Seit über einer Woche wütet nun schon der Schneesturm. Doch draußen ist es fast gemütlicher als im Zelt. Würde man Luc und Martin fragen, wann die drei sich entzweit haben, so würden sie auf den Tag verweisen, als sie beschlossen, Nicks Unterschenkel abzutrennen. Klar, sie brauchten etwas zu Essen und Nicks Beine waren sowieso so gut wie abgefroren, doch für Nick zeugte es von schlechtem Stil, dass die beiden die Sache mit so viel Pragmatismus angegangen sind. Jene haben wenig Verständnis für Nicks Empörung.
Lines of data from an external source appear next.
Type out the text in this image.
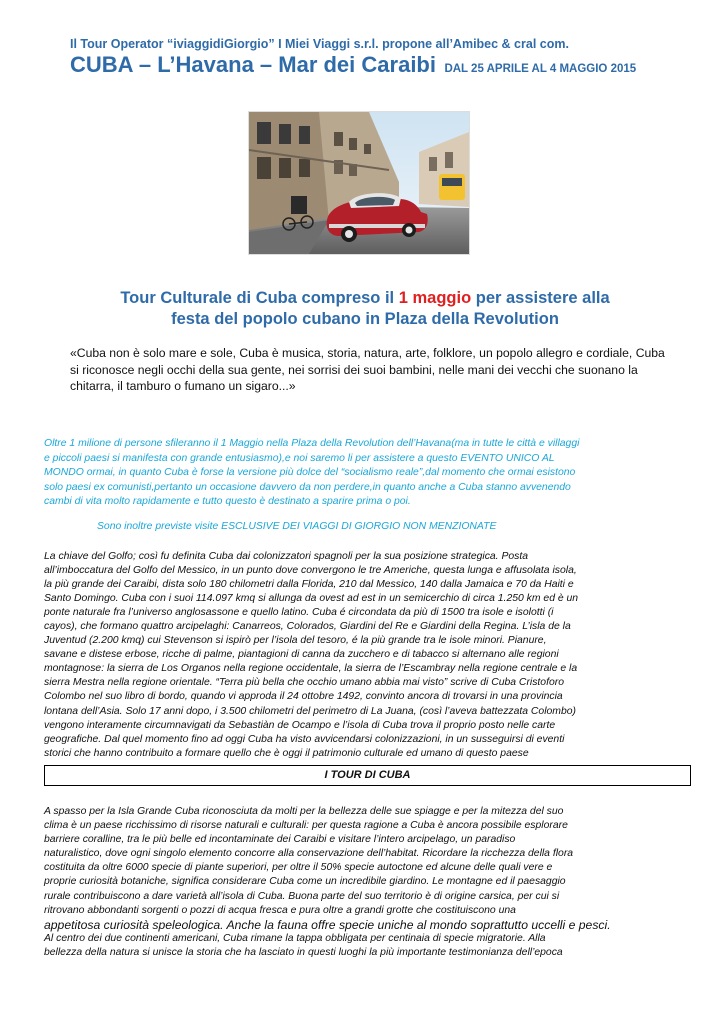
Il Tour Operator “iviaggidiGiorgio” I Miei Viaggi s.r.l. propone all’Amibec & cral com.
CUBA – L’Havana – Mar dei Caraibi DAL 25 APRILE AL 4 MAGGIO 2015
Tour Culturale di Cuba compreso il 1 maggio per assistere alla
festa del popolo cubano in Plaza della Revolution
«Cuba non è solo mare e sole, Cuba è musica, storia, natura, arte, folklore, un popolo allegro e cordiale, Cuba si riconosce negli occhi della sua gente, nei sorrisi dei suoi bambini, nelle mani dei vecchi che suonano la chitarra, il tamburo o fumano un sigaro...»
Oltre 1 milione di persone sfileranno il 1 Maggio nella Plaza della Revolution dell’Havana(ma in tutte le città e villaggi
e piccoli paesi si manifesta con grande entusiasmo),e noi saremo li per assistere a questo EVENTO UNICO AL
MONDO ormai, in quanto Cuba è forse la versione più dolce del “socialismo reale”,dal momento che ormai esistono
solo paesi ex comunisti,pertanto un occasione davvero da non perdere,in quanto anche a Cuba stanno avvenendo
cambi di vita molto rapidamente e tutto questo è destinato a sparire prima o poi.
Sono inoltre previste visite ESCLUSIVE DEI VIAGGI DI GIORGIO NON MENZIONATE
La chiave del Golfo; così fu definita Cuba dai colonizzatori spagnoli per la sua posizione strategica. Posta
all’imboccatura del Golfo del Messico, in un punto dove convergono le tre Americhe, questa lunga e affusolata isola,
la più grande dei Caraibi, dista solo 180 chilometri dalla Florida, 210 dal Messico, 140 dalla Jamaica e 70 da Haiti e
Santo Domingo. Cuba con i suoi 114.097 kmq si allunga da ovest ad est in un semicerchio di circa 1.250 km ed è un
ponte naturale fra l’universo anglosassone e quello latino. Cuba é circondata da più di 1500 tra isole e isolotti (i
cayos), che formano quattro arcipelaghi: Canarreos, Colorados, Giardini del Re e Giardini della Regina. L’isla de la
Juventud (2.200 kmq) cui Stevenson si ispirò per l’isola del tesoro, é la più grande tra le isole minori. Pianure,
savane e distese erbose, ricche di palme, piantagioni di canna da zucchero e di tabacco si alternano alle regioni
montagnose: la sierra de Los Organos nella regione occidentale, la sierra de l’Escambray nella regione centrale e la
sierra Mestra nella regione orientale. “Terra più bella che occhio umano abbia mai visto” scrive di Cuba Cristoforo
Colombo nel suo libro di bordo, quando vi approda il 24 ottobre 1492, convinto ancora di trovarsi in una provincia
lontana dell’Asia. Solo 17 anni dopo, i 3.500 chilometri del perimetro di La Juana, (così l’aveva battezzata Colombo)
vengono interamente circumnavigati da Sebastiàn de Ocampo e l’isola di Cuba trova il proprio posto nelle carte
geografiche. Dal quel momento fino ad oggi Cuba ha visto avvicendarsi colonizzazioni, in un susseguirsi di eventi
storici che hanno contribuito a formare quello che è oggi il patrimonio culturale ed umano di questo paese
I TOUR DI CUBA
A spasso per la Isla Grande Cuba riconosciuta da molti per la bellezza delle sue spiagge e per la mitezza del suo
clima è un paese ricchissimo di risorse naturali e culturali: per questa ragione a Cuba è ancora possibile esplorare
barriere coralline, tra le più belle ed incontaminate dei Caraibi e visitare l’intero arcipelago, un paradiso
naturalistico, dove ogni singolo elemento concorre alla conservazione dell’habitat. Ricordare la ricchezza della flora
costituita da oltre 6000 specie di piante superiori, per oltre il 50% specie autoctone ed alcune delle quali vere e
proprie curiosità botaniche, significa considerare Cuba come un incredibile giardino. Le montagne ed il paesaggio
rurale contribuiscono a dare varietà all’isola di Cuba. Buona parte del suo territorio è di origine carsica, per cui si
ritrovano abbondanti sorgenti o pozzi di acqua fresca e pura oltre a grandi grotte che costituiscono una
appetitosa curiosità speleologica. Anche la fauna offre specie uniche al mondo soprattutto uccelli e pesci.
Al centro dei due continenti americani, Cuba rimane la tappa obbligata per centinaia di specie migratorie. Alla
bellezza della natura si unisce la storia che ha lasciato in questi luoghi la più importante testimonianza dell’epoca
"Maître de cuisine, was gibt's eute zu essen?", fragt Luc mit französischem Akzent. Wie gewohnt antwortet Martin "Eisbein" und die beiden verfallen in Zeltlager-Lachen, während Nick grimmig dorthin schaut, was er vor ein paar Tagen noch als Fußende bezeichnet hätte. "Willst du denn für immer so sérieux sein?", will Luc von ihm wissen. "Es wäre alles nicht so weit gekommen, wenn wir den Aufstieg frühzeitig abgebrochen hätten, wie ich es gesagt hatte", entgegnet Nick wütend, woraufhin Martin seinen Kopf wieder ins Zelt hinein dreht: "Und dein Bein würde nicht so komisch schmecken, wenn du es früher zur Vergügung gestellt hättest." Er zieht das schwarz-bläuliche Bein aus dem Schnee hervor und hackt ein knapp bemessenes Stück Wadenfleisch mit dem Eispickel heraus.

Nick: Ihr widert mich an!
Martin: Musst ja nicht mitessen.
Nick: Euer Zynismus widert mich an.
Martin: Hey, wir haben unser aller Leben gerettet. Ein einfaches "Danke" wäre angebracht.
Nick: Du meinst ernsthaft, ich solle mich bei euch dafür bedanken, dass ihr mir das Bein abgehackt habt?
Martin: Oder bei dir selbst oder Gott oder wer auch immer dir einfällt.
Luc: Oder meinst du, wir machen das zum Spaß? Es ist nicht gerade Haute cuisine.
Nick: Es geht mir nicht darum, dass ich den Sinn nicht sähe. Aber ihr ward ja geradezu froh, dass mir das mit dem Bein passiert ist.
Martin: Dazu hatten wir auch allen Grund, du selbstgerechtes Arschloch! Irgendwann hätten wir eine solche Entscheidung treffen müssen und dann hätte es ein gesundes Bein getroffen.
Luc: Mir macht mehr Sorgen, wann endlich der Sturm endet. Lange wird das nicht mehr so gehen.
Nick: Wieso? Ich hab ja noch zwei Arme.
Luc: Ast du geört, Martin? Er opfert sich freiwillig.
Nick: Wir könnten ja auch mal zur Abwechslung französisch essen.
Martin: Gut jetzt! Essen ist fertig. Lasst es euch munden!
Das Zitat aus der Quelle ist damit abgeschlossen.